Hunter Water’s storages have risen to levels not seen in almost two decades after a deluge of rain over the past week.
The last time our catchments were this full in percentage terms was in August 2001, however Grahamstown Dam’s wall was raised four years later, so our potential capacity increased.
This means the most water, by volume, ever recorded is currently being held across Hunter Water’s four sites – Grahamstown, Chichester Dam, Tomago Sandbeds and Anna Bay Sandbeds.
As of Wednesday 24 March, the total storage was 99.5%, which represented an increase of 34% from one year ago and a 47% rise from the depths of the drought in February 2020.

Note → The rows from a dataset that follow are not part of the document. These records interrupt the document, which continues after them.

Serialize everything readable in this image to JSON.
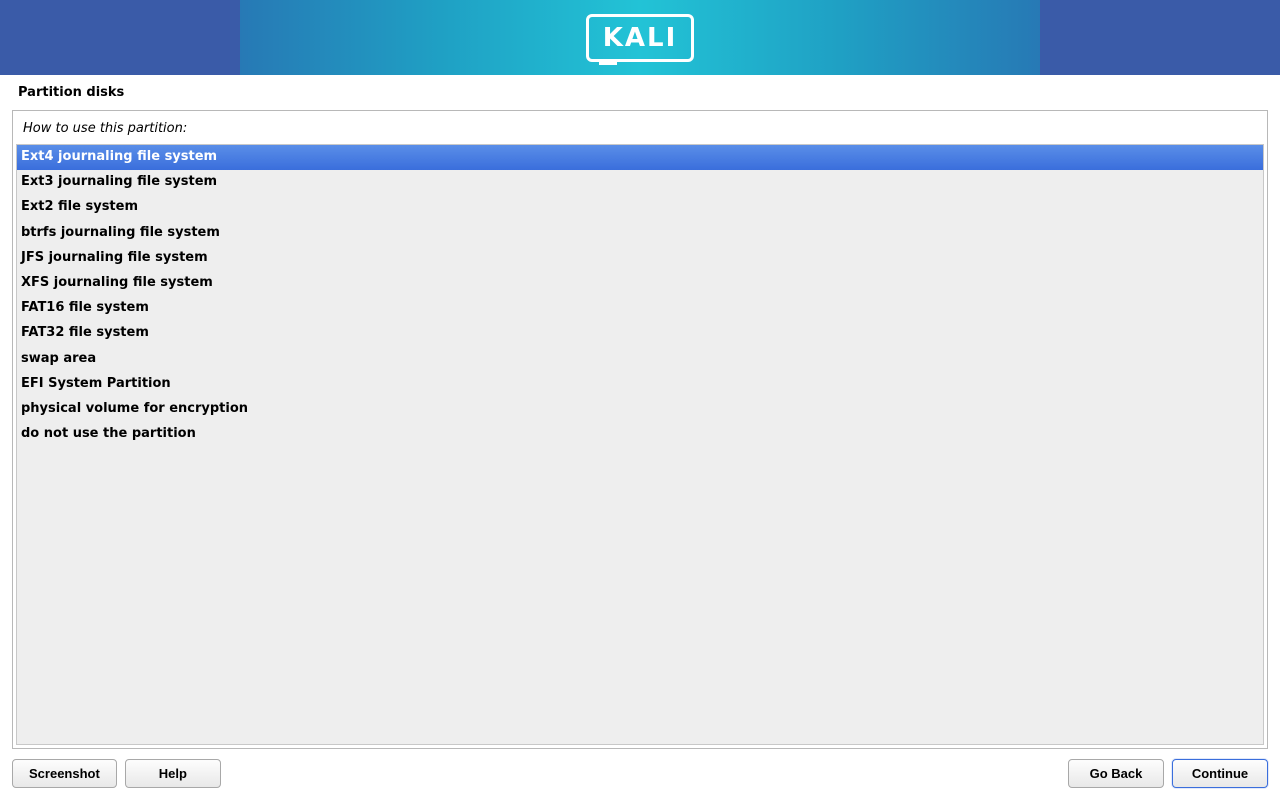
{
  "header": {
    "logo_text": "KALI"
  },
  "page": {
    "title": "Partition disks",
    "prompt": "How to use this partition:"
  },
  "options": [
    {
      "label": "Ext4 journaling file system",
      "selected": true
    },
    {
      "label": "Ext3 journaling file system",
      "selected": false
    },
    {
      "label": "Ext2 file system",
      "selected": false
    },
    {
      "label": "btrfs journaling file system",
      "selected": false
    },
    {
      "label": "JFS journaling file system",
      "selected": false
    },
    {
      "label": "XFS journaling file system",
      "selected": false
    },
    {
      "label": "FAT16 file system",
      "selected": false
    },
    {
      "label": "FAT32 file system",
      "selected": false
    },
    {
      "label": "swap area",
      "selected": false
    },
    {
      "label": "EFI System Partition",
      "selected": false
    },
    {
      "label": "physical volume for encryption",
      "selected": false
    },
    {
      "label": "do not use the partition",
      "selected": false
    }
  ],
  "footer": {
    "screenshot": "Screenshot",
    "help": "Help",
    "go_back": "Go Back",
    "continue": "Continue"
  }
}
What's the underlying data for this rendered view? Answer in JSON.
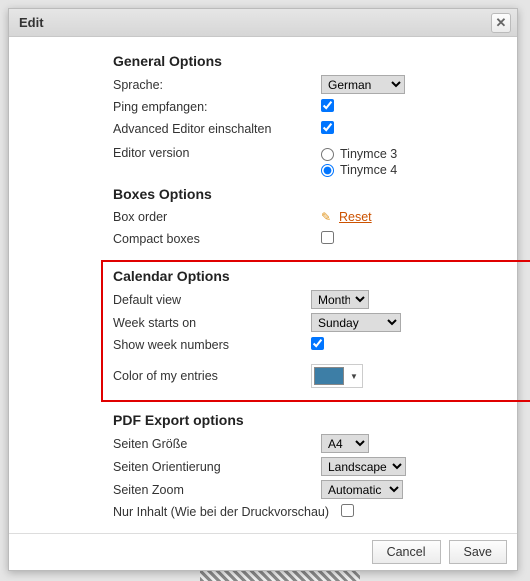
{
  "dialog": {
    "title": "Edit"
  },
  "sections": {
    "general": {
      "heading": "General Options",
      "language_label": "Sprache:",
      "language_value": "German",
      "language_options": [
        "German"
      ],
      "ping_label": "Ping empfangen:",
      "ping_checked": true,
      "adv_editor_label": "Advanced Editor einschalten",
      "adv_editor_checked": true,
      "editor_version_label": "Editor version",
      "editor_radios": [
        {
          "label": "Tinymce 3",
          "checked": false
        },
        {
          "label": "Tinymce 4",
          "checked": true
        }
      ]
    },
    "boxes": {
      "heading": "Boxes Options",
      "box_order_label": "Box order",
      "reset_label": "Reset",
      "compact_label": "Compact boxes",
      "compact_checked": false
    },
    "calendar": {
      "heading": "Calendar Options",
      "default_view_label": "Default view",
      "default_view_value": "Month",
      "week_starts_label": "Week starts on",
      "week_starts_value": "Sunday",
      "show_week_label": "Show week numbers",
      "show_week_checked": true,
      "color_entries_label": "Color of my entries",
      "color_entries_value": "#3d7ea6"
    },
    "pdf": {
      "heading": "PDF Export options",
      "page_size_label": "Seiten Größe",
      "page_size_value": "A4",
      "orientation_label": "Seiten Orientierung",
      "orientation_value": "Landscape",
      "zoom_label": "Seiten Zoom",
      "zoom_value": "Automatic",
      "only_content_label": "Nur Inhalt (Wie bei der Druckvorschau)",
      "only_content_checked": false
    }
  },
  "footer": {
    "cancel": "Cancel",
    "save": "Save"
  }
}
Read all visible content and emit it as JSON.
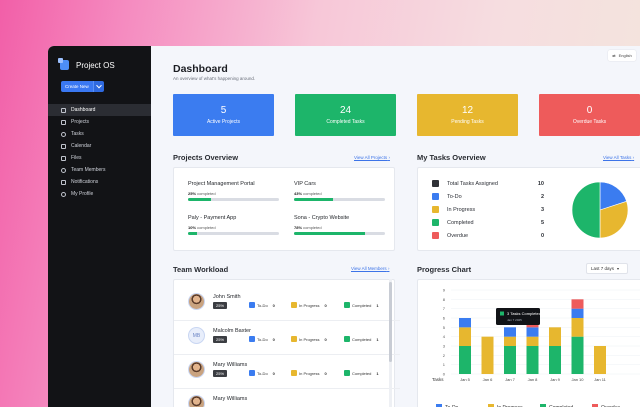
{
  "app": {
    "name": "Project OS",
    "create_label": "Create New"
  },
  "sidebar": {
    "items": [
      {
        "label": "Dashboard",
        "icon": "dashboard-icon"
      },
      {
        "label": "Projects",
        "icon": "projects-icon"
      },
      {
        "label": "Tasks",
        "icon": "tasks-icon"
      },
      {
        "label": "Calendar",
        "icon": "calendar-icon"
      },
      {
        "label": "Files",
        "icon": "files-icon"
      },
      {
        "label": "Team Members",
        "icon": "team-icon"
      },
      {
        "label": "Notifications",
        "icon": "bell-icon"
      },
      {
        "label": "My Profile",
        "icon": "profile-icon"
      }
    ]
  },
  "language": "English",
  "page": {
    "title": "Dashboard",
    "subtitle": "An overview of what's happening around."
  },
  "stats": [
    {
      "value": "5",
      "label": "Active Projects",
      "color": "#3b7cf0"
    },
    {
      "value": "24",
      "label": "Completed Tasks",
      "color": "#1db56a"
    },
    {
      "value": "12",
      "label": "Pending Tasks",
      "color": "#e7b72f"
    },
    {
      "value": "0",
      "label": "Overdue Tasks",
      "color": "#ee5b5b"
    }
  ],
  "projects_overview": {
    "title": "Projects Overview",
    "link": "View All Projects",
    "completed_word": "completed",
    "items": [
      {
        "name": "Project Management Portal",
        "percent": "25%",
        "progress": 25
      },
      {
        "name": "VIP Cars",
        "percent": "43%",
        "progress": 43
      },
      {
        "name": "Paly - Payment App",
        "percent": "10%",
        "progress": 10
      },
      {
        "name": "Sona - Crypto Website",
        "percent": "78%",
        "progress": 78
      }
    ]
  },
  "my_tasks": {
    "title": "My Tasks Overview",
    "link": "View All Tasks",
    "rows": [
      {
        "label": "Total Tasks Assigned",
        "value": "10",
        "color": "#2f3136"
      },
      {
        "label": "To-Do",
        "value": "2",
        "color": "#3b7cf0"
      },
      {
        "label": "In Progress",
        "value": "3",
        "color": "#e7b72f"
      },
      {
        "label": "Completed",
        "value": "5",
        "color": "#1db56a"
      },
      {
        "label": "Overdue",
        "value": "0",
        "color": "#ee5b5b"
      }
    ]
  },
  "team_workload": {
    "title": "Team Workload",
    "link": "View All Members",
    "labels": {
      "todo": "To-Do",
      "progress": "In Progress",
      "completed": "Completed"
    },
    "members": [
      {
        "name": "John Smith",
        "percent": "25%",
        "todo": "0",
        "progress": "0",
        "completed": "1",
        "initials": ""
      },
      {
        "name": "Malcolm Baxter",
        "percent": "25%",
        "todo": "0",
        "progress": "0",
        "completed": "1",
        "initials": "MB"
      },
      {
        "name": "Mary Williams",
        "percent": "25%",
        "todo": "0",
        "progress": "0",
        "completed": "1",
        "initials": ""
      },
      {
        "name": "Mary Williams",
        "percent": "",
        "todo": "",
        "progress": "",
        "completed": "",
        "initials": ""
      }
    ]
  },
  "progress_chart": {
    "title": "Progress Chart",
    "range": "Last 7 days",
    "ylabel": "Tasks",
    "tooltip": {
      "title": "3 Tasks Completed",
      "date": "Jan 7 2025"
    },
    "legend": [
      "To-Do",
      "In Progress",
      "Completed",
      "Overdue"
    ]
  },
  "chart_data": [
    {
      "type": "pie",
      "labels": [
        "To-Do",
        "In Progress",
        "Completed",
        "Overdue"
      ],
      "values": [
        2,
        3,
        5,
        0
      ],
      "colors": [
        "#3b7cf0",
        "#e7b72f",
        "#1db56a",
        "#ee5b5b"
      ]
    },
    {
      "type": "bar",
      "stacked": true,
      "title": "Progress Chart",
      "ylabel": "Tasks",
      "categories": [
        "Jan 5",
        "Jan 6",
        "Jan 7",
        "Jan 8",
        "Jan 9",
        "Jan 10",
        "Jan 11"
      ],
      "series": [
        {
          "name": "Completed",
          "color": "#1db56a",
          "values": [
            3,
            0,
            3,
            3,
            3,
            4,
            0
          ]
        },
        {
          "name": "In Progress",
          "color": "#e7b72f",
          "values": [
            2,
            4,
            1,
            1,
            2,
            2,
            3
          ]
        },
        {
          "name": "To-Do",
          "color": "#3b7cf0",
          "values": [
            1,
            0,
            1,
            1,
            0,
            1,
            0
          ]
        },
        {
          "name": "Overdue",
          "color": "#ee5b5b",
          "values": [
            0,
            0,
            0,
            1,
            0,
            1,
            0
          ]
        }
      ],
      "ylim": [
        0,
        9
      ]
    }
  ]
}
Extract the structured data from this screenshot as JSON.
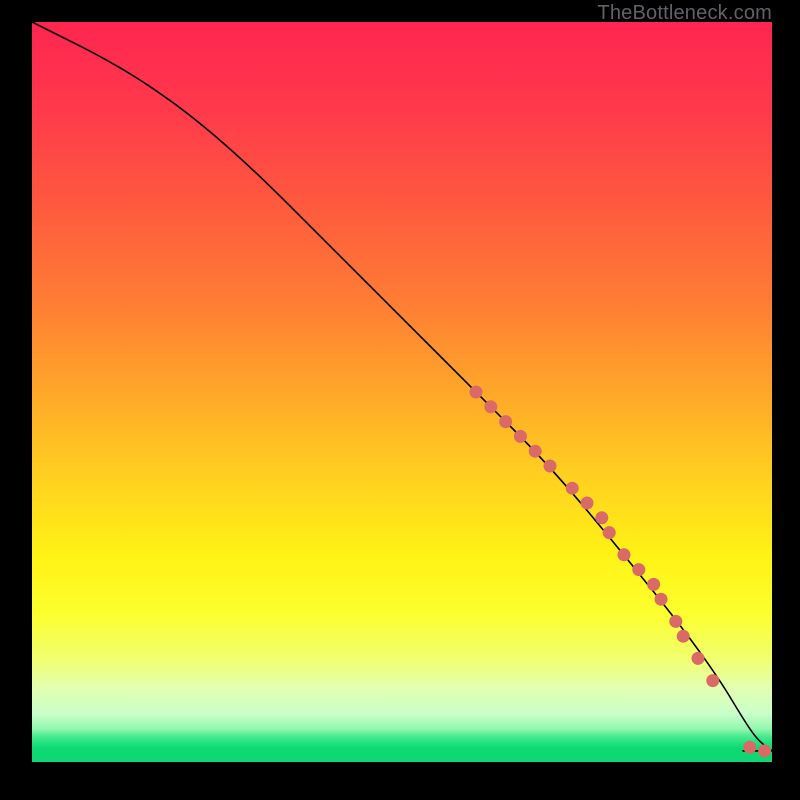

Grahamstown Dam, which began spilling last week for the first time since January 2016, Chichester and Tomago all sit at 100% capacity, while Anna Bay recorded 91.5% - up more than 20% from a week ago.
“We’re seeing the highest storage levels we’ve seen since 2001, slightly more than after the Pasha Bulker storm in 2007 and the April super storm in 2015.
“However, we’ve had much more rain this time in Port Stephens, so the overall percentage is the highest,” said Mr Thomson.
The sustained heavy rain has led to stormwater and debris affecting our wastewater system, causing some impacts, including overflows.
“Our general advice after rainfall events is to avoid contact with stormwater and floodwater, check the Beachwatch website, and avoid swimming in the natural environment for a couple of days after heavy rain.
“Now the sun’s out, stormwater flows will subside, floodwaters will recede and the pressure on the wastewater system will reduce. Hunter Water field crews have been working non-stop since last Thursday and will continue to work through the issues as conditions further improve,” said Mr Thomson.
Widespread rain since Thursday 18 March saw more than 250mm fall across Hunter Water’s area of operations.
This included 387mm at Charlestown, 182mm further inland at Cessnock, and over 400mm at Nelson Bay in three days alone.
Mr Thomson added safety had been Hunter Water’s highest priority during the wet weather.
“It shows in the hundreds of hours that staff have worked while dealing with this event at all hours and in challenging conditions.
“I have personally been happy to see and hear safety conversations about fatigue, road conditions, weather, and how we have managed potential hazards for our customers.
“This is living Hunter Water’s values,” said Mr Thomson.
The near-full storages in the Lower Hunter means water restrictions are very unlikely to be imposed anytime soon.
“While it’s good news the region’s water storages have filled quickly, they can also fall quickly, so Hunter Water continues to encourage the community to make Smart Water Choices.
“After lifting level 1 restrictions back in October, our new normal is Smart Water Choices, for example 4-minute showers, sweeping not hosing hard surfaces, and turning off the tap while brushing teeth.
“They’re the sorts of everyday, common sense habits all of us can do to Love Water,” said Mr Thomson.